Mohon tunggu...
Hadhara Rizka
Hadhara Rizka Mohon Tunggu... Mahasiswa -

Seorang penulis pemula dengan setitik ilmu, dengan sejuta energi berbagi. Berasal dari Kota Takengon, Surganya Kopi yang dikenal sebagai negeri di atas awan | www.sipena.com

Selanjutnya

Tutup

Gaya Hidup

Aku Mulai Belajar Jatuh Cinta Pada Kopi Gayo

29 Agustus 2015   03:16 Diperbarui: 29 Agustus 2015   03:16 156
+
Laporkan Konten
Laporkan Akun
Kompasiana adalah platform blog. Konten ini menjadi tanggung jawab bloger dan tidak mewakili pandangan redaksi Kompas.
Lihat foto
Gaya Hidup. Sumber ilustrasi: FREEPIK/Rawpixel

Aku adalah seorang mahasiswa Jurusan Bahasa Inggris yang tepat berusia 24 Tahun pada Desember 2015 nanti. Sejak aku dilahirkan hampir segala aktivitas dan keseharianku berlangsung di kotaku sendiri, kota takengon yang dikenal oleh banyak orang sebagai salah satu daerah pemasok kopi arabika terbaik di dunia, apalagi namanya kalau bukan Kopi Arabika Gayo.
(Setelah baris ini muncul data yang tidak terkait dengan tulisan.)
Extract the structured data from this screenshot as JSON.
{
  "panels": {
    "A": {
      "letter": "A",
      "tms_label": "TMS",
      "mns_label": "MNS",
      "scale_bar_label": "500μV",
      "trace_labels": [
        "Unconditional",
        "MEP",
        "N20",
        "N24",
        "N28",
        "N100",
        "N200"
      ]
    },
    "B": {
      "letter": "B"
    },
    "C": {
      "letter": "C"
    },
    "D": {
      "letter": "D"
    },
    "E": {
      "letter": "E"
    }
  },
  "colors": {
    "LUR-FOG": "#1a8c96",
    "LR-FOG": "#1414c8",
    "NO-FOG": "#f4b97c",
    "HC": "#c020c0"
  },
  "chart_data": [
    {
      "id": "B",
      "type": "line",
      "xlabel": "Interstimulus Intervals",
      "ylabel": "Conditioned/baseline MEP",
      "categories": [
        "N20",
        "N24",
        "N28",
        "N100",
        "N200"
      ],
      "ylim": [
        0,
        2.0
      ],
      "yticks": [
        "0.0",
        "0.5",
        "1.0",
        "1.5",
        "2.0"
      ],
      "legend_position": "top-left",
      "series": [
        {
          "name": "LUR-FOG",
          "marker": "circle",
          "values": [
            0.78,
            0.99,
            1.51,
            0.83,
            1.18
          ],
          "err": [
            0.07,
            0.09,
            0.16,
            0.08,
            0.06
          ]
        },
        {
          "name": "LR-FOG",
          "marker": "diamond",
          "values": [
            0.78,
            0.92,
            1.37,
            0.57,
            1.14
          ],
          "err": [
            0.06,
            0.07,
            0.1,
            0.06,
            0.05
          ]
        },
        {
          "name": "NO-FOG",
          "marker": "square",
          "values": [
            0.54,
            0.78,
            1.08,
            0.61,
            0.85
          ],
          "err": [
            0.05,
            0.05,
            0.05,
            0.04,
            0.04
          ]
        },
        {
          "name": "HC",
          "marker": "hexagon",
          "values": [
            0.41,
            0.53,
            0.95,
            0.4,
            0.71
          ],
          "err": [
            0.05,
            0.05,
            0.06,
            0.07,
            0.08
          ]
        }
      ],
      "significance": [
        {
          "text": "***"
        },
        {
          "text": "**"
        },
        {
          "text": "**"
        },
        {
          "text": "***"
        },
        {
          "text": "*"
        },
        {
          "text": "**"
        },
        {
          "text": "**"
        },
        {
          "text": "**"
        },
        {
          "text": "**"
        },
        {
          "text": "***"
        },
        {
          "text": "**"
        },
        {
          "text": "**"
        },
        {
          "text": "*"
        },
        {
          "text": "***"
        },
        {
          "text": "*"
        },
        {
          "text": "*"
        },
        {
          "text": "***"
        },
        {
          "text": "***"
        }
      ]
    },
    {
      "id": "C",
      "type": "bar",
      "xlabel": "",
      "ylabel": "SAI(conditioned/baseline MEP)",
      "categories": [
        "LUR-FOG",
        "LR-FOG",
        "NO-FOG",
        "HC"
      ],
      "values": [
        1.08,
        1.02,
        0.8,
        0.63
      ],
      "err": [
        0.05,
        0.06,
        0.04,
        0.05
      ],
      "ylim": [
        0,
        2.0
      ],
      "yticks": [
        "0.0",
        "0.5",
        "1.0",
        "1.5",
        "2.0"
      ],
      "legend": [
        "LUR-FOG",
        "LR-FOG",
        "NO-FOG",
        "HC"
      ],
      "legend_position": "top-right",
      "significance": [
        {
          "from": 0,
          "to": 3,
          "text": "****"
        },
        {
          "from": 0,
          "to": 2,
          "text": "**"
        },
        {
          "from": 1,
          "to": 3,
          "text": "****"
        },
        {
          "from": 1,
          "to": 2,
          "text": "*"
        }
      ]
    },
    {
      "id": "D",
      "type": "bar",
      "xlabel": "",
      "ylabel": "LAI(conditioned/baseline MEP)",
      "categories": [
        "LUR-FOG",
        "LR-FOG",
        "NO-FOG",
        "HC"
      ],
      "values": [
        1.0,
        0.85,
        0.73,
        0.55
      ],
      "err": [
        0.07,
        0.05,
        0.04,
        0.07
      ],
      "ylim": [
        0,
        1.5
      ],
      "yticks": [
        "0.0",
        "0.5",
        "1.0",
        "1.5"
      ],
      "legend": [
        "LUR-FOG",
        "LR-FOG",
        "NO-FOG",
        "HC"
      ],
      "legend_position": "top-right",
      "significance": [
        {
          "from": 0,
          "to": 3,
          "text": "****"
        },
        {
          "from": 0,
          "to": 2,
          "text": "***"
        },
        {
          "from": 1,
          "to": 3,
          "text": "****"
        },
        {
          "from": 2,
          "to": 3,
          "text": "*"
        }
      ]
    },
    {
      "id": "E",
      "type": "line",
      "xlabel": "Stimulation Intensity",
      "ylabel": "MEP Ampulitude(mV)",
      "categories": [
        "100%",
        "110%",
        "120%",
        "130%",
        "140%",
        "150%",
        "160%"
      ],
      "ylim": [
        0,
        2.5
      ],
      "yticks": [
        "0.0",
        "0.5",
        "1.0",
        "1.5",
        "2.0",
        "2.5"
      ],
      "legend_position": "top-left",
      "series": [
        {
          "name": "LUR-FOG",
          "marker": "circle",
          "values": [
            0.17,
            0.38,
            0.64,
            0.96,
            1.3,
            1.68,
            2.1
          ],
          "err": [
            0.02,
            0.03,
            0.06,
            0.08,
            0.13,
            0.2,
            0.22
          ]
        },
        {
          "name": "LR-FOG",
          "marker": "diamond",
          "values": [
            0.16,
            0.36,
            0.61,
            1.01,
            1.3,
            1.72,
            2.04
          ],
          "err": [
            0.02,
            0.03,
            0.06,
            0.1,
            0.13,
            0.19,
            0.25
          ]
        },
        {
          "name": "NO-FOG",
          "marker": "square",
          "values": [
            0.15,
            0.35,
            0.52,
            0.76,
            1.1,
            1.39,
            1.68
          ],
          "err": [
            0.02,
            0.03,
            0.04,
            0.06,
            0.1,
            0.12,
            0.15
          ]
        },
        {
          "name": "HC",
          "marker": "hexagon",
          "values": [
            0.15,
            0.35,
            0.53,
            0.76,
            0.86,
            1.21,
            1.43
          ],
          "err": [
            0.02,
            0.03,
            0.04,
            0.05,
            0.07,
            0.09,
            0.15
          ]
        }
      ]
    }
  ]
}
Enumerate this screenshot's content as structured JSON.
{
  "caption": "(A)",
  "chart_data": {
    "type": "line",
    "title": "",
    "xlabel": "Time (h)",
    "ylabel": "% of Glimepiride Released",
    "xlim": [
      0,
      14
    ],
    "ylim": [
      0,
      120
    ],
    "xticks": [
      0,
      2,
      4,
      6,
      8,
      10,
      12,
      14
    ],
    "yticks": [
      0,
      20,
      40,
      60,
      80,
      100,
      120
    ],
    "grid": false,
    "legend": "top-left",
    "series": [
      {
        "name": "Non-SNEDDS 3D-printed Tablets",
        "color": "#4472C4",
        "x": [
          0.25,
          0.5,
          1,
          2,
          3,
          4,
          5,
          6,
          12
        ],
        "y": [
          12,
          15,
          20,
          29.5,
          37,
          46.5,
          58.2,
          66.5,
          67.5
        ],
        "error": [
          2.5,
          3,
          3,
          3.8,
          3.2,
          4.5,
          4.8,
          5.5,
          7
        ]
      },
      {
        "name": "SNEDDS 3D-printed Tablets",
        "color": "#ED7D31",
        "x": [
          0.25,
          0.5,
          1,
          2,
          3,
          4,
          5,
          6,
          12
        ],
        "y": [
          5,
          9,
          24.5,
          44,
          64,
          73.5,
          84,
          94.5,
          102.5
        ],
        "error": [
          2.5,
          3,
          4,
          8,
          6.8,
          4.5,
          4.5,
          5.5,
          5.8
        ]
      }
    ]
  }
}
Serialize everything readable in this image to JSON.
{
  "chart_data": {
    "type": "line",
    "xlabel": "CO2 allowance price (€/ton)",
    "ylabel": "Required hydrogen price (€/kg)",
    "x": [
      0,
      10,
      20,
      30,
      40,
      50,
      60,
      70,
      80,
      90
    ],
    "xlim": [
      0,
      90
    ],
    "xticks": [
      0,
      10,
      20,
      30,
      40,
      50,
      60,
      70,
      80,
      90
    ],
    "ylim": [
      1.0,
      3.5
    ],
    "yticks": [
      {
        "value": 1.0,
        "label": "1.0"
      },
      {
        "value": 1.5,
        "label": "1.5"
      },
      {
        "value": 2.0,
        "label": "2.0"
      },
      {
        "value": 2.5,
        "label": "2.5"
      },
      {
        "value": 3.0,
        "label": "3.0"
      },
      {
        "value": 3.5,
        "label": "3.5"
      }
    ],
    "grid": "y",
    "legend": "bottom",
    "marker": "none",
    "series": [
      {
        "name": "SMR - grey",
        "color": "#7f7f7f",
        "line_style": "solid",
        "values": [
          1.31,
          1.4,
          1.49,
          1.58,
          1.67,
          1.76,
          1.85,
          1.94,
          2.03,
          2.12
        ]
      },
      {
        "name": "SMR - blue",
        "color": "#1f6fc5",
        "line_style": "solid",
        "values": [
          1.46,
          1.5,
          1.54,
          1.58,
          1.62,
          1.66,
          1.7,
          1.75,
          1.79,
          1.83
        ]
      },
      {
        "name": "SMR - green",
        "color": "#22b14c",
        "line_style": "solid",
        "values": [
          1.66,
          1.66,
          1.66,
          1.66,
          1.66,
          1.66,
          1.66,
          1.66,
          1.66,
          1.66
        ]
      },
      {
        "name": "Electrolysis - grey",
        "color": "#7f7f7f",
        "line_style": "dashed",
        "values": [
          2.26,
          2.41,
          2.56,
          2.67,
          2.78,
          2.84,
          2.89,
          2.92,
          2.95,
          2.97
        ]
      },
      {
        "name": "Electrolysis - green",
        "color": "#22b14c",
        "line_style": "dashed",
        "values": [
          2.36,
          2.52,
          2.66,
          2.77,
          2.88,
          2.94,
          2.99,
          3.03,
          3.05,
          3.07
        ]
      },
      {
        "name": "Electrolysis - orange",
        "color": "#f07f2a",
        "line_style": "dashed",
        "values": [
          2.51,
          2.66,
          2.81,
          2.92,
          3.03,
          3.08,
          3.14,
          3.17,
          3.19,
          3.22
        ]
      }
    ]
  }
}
Aku bukanlah seorang Coffee Lovers, atau apapun sebutan bagi mereka para pecinta dan penikmat kopi, meski dilahirkan di negeri surga dimana Anugerah Sang Kuasa yang telah memberikan kesuburan tanah, keindahan alam serta sejuknya udara kotaku yang ditumbuhi oleh perkebunan kopi terluas yang ada di Indonesia belum menarik perhatianku terhadap kopi gayo itu sendiri. Bahkan aku tak tau, bahwa sebiji kopi dari negeriku ini sangat dinanti nantikan oleh peneguk “bukan sekedar minuman hitam

Dulu, sewaktu aku masih menjadi siswa sekolah dasar dan menengah. Aku sering ikut membantu orang tuaku jika musim panen kopi tiba. Bukan memetik buah kopi dari kebun orangtuaku karena memang tak satupun dari kami yang memiliki kebun kopi. Jadi kami hanya dibayar dari seberapa banyak jumlah kopi yang berhasil kami petik, cukuplah untuk tambahan biaya dirumah. Saat itu, kopi bagiku kopi hanyalah buah merah yang menghasilkan uang saat takaran demi takaran pada karung goni yang berhasil kami kumpulkan tersebut di kalkulasikan dengan nilai rupiah yang berhak kami dapatkan. Ya, benar hanya sebatas itu yang aku pikirkan.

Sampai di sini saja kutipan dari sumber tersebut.